The use of bisphosphonates in advanced CKD is generally contraindicated due to inadequate data and concerns of risk. The risks of bisphosphonates in advanced chronic kidney disease are twofold: renal toxicity and the adverse effects on bone. Bisphosphonates can cause focal segmental glomerulosclerosis [37] and acute tubular necrosis [38]. In the bone, it can cause low bone turnover, osteomalacia mixed uraemic osteodystrophy and worsening of hyperparathyroidism when used in patients with CKD [39].

However, the patient’s kidney function remained stable 1 week after treatment with bisphosphonates. The long-term effects of using bisphosphonates in this patient are yet to be unfolded.

In conclusion, evaluating hypercalcaemia in patients with CKD is challenging.
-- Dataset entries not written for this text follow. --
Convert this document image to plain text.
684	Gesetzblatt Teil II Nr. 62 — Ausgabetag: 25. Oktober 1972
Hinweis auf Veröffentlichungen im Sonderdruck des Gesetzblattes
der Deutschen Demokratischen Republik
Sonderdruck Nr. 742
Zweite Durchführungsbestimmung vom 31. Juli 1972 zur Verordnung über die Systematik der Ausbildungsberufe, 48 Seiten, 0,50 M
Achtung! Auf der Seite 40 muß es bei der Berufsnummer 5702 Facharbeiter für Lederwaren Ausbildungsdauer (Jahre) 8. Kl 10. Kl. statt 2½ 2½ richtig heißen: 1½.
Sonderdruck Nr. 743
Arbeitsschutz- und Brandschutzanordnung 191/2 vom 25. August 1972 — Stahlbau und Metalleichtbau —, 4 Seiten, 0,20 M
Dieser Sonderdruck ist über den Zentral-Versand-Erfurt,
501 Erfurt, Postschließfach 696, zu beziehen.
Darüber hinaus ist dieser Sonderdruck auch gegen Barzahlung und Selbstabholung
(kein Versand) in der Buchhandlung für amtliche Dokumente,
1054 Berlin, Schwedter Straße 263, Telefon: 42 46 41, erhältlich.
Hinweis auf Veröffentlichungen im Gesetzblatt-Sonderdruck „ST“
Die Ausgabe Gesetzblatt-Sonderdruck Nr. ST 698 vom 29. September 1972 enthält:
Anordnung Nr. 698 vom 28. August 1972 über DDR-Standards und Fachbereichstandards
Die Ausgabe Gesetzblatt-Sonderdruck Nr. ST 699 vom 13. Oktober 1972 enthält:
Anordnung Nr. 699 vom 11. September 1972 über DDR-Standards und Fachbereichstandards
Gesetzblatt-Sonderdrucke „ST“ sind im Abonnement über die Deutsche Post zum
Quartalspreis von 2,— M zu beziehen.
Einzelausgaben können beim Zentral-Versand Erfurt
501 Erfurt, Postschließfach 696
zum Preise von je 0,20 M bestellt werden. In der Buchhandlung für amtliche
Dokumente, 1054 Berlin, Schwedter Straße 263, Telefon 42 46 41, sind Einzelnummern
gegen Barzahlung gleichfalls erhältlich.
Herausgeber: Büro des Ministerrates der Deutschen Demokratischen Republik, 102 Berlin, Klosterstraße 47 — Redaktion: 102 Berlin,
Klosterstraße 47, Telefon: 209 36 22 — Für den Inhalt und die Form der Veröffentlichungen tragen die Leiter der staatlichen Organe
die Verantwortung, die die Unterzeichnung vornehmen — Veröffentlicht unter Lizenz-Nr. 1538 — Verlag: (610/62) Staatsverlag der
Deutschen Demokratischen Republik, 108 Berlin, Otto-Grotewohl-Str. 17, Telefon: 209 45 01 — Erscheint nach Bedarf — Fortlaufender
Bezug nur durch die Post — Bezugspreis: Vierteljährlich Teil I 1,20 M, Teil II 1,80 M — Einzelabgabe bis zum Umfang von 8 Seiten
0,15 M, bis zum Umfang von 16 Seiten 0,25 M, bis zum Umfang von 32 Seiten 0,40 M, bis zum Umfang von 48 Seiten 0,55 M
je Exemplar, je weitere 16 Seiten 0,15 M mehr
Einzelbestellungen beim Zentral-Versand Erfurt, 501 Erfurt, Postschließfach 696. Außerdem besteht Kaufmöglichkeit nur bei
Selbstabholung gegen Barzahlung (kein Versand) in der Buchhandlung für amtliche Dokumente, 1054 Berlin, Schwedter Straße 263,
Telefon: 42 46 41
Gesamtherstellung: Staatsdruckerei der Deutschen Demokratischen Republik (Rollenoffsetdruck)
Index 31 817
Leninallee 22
The serum phosphate levels should be interpreted with caution, as they are elevated due to CKD per se. Reduced renal functions can lead to accumulation of PTH fragments, which can give a falsely elevated PTH levels, especially if older generation assays are used. Third-generation assays and parathyroid uptake scans are preferred. The hypocalcaemic effect of furosemide may be less in advanced kidney disease and could fade with continuous treatment. Although granulomatous diseases cause a vitamin D-mediated hypercalcaemia, bisphosphonates seem to be effective in reducing calcium levels; further studies are needed to elucidate the efficacy and probable mechanism.

The serum calcium levels dropped with the initial treatment with fluid resuscitation and use of IV frusemide, although this effect waned off by the 10th day. Haemodialysis was used to control the worsening hypercalcemia. Note how the calcium levels increased after replacing vitamin D, despite haemodialysis. Calcium levels started reducing after treatment with bisphosphonates and plummeted to the normal range after initiating antituberculous therapy.